Les collections ne vont cependant pas emménager de sitôt dans leurs nouveaux quartiers. Avant leur transfert, d’autres problématiques doivent encore être réglées, notamment la question des bases de données. Le Musée de l’Elysée fonctionnait jusqu’à présent avec une cinquantaine d’inventaires différents. Pour Nora Mathys, pas question de déménager à PLATEFORME 10 avec un système similaire: «Pour le moment, nous avons des bases de données avec nos œuvres uniques, des listes Excel ou des FileMaker pour les fonds des photographes… Le but est de tout unifier et regrouper dans une seule base de données que nous partagerons également avec le Musée cantonal des beaux-arts et le mudac. Ce sera un immense gain de temps et d’efficacité», se réjouit-elle. Rechercher une œuvre s’apparente-t-il à une expédition version «chasse au trésor» avec l’ancien système? «On s’y retrouve quand même bien, mais c’est vrai que les personnes qui travaillent depuis longtemps à l’Elysée connaissent mieux l’emplacement des objets que les autres. A PLATEFORME 10, on recommence à zéro et tout le monde sera logé à la même enseigne.» 

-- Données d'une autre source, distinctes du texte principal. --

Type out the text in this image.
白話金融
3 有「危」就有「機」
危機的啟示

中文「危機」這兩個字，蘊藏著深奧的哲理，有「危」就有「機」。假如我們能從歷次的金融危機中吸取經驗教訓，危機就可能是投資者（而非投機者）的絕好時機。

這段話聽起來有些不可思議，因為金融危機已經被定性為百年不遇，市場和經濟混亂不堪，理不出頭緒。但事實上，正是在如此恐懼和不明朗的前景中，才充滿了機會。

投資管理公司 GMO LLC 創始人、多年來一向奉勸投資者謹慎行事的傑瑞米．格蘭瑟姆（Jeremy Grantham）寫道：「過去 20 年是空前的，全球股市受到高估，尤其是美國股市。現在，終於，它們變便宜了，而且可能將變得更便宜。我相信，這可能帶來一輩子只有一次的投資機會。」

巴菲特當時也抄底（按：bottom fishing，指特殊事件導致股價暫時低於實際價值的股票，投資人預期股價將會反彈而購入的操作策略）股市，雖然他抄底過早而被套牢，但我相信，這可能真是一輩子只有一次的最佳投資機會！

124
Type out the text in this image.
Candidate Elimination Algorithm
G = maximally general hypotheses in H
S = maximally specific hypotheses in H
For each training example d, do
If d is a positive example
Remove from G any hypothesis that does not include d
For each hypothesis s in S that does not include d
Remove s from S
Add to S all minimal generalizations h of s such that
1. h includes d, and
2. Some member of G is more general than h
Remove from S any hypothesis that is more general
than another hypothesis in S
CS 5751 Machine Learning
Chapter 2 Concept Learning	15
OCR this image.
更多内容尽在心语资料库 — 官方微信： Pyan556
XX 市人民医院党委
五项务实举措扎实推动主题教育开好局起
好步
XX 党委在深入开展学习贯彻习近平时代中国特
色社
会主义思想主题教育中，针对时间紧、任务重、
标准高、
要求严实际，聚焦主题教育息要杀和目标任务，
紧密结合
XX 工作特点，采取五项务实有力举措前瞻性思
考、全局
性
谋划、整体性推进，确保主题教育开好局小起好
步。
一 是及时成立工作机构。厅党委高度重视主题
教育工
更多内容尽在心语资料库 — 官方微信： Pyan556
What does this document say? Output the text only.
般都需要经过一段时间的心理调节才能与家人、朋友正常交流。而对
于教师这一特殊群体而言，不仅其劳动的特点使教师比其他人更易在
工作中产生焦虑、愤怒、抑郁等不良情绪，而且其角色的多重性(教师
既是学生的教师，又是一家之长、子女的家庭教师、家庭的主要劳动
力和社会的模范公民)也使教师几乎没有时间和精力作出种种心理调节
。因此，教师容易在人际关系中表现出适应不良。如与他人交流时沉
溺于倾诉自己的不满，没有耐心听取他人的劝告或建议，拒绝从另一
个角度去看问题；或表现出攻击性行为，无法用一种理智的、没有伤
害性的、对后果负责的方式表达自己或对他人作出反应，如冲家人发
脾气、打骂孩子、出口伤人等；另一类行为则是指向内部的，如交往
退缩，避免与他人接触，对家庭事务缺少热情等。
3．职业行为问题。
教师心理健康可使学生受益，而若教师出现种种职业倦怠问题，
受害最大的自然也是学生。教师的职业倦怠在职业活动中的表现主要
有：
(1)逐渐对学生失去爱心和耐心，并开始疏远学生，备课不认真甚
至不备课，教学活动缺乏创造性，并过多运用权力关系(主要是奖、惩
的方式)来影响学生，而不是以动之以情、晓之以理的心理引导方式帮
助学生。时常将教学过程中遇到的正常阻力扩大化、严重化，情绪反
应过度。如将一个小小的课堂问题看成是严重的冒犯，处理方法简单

Ne pas se perdre, et surtout ne pas égarer d’œuvres est loin d’être anodin avec des collections aussi fournies que celles de l’Elysée. Pour s’y retrouver au mieux, le département de Nora Mathys va aussi transformer sa manière de travailler: «Le déménagement nous force à poser une réflexion sur la façon dont nous faisons les choses. Il va aussi nous obliger à être plus à jour concernant notre base de données, ainsi qu’à travailler de manière plus archivistique, en faisant un traitement de masse d’une partie de nos collections, notamment les fonds», détaille Nora Mathys. Une façon de faire qu’elle n’appréhende pas particulièrement, elle qui possède justement une formation d’archiviste.

Des collections dans un unique et même lieu

Un remaniement complet attend donc le département des collections, que cela soit dans la pratique, avec une façon différente de ranger, de conserver et de consigner les œuvres. En théorie, c’est également l’ouverture d’un champ des possibles: «Ce déménagement est l’occasion pour le département de définir de nouveaux concepts et processus afin de revoir sa gestion dans son ensemble. On va également profiter de mettre en place la norme Spectrum 5.0, qui donne des conseils sur les mesures de gestion des collections qu’adoptent la plupart des musées», précise Nora Mathys. Autre révolution pour les collections: être toutes conservées dans un unique et même lieu. Entièrement stockées à PLATEFORME 10, plus besoin d’aller chercher des œuvres à Lucens, Corbeyrier, Sévelin ou la Cinémathèque suisse. Tout sera à portée de main.

On parle ici au futur, mais pour le moment les collections restent à l’état de grand chantier, avec des travaux déjà terminés et d’autres à peine commencés: «Nous n’avons pas un planning linéaire, cela varie selon les projets. Pour le moment, je pense que nous avons fait environ 10% du travail à accomplir», tempère également Nora Mathys. Encore une montagne à gravir donc, mais il est déjà possible de dresser un premier constat: alors que déménagement rime d’habitude avec gros bras et monte-charges, celui du département des collections est d’avantage synonyme de réflexion, d’innovation et de remise en question.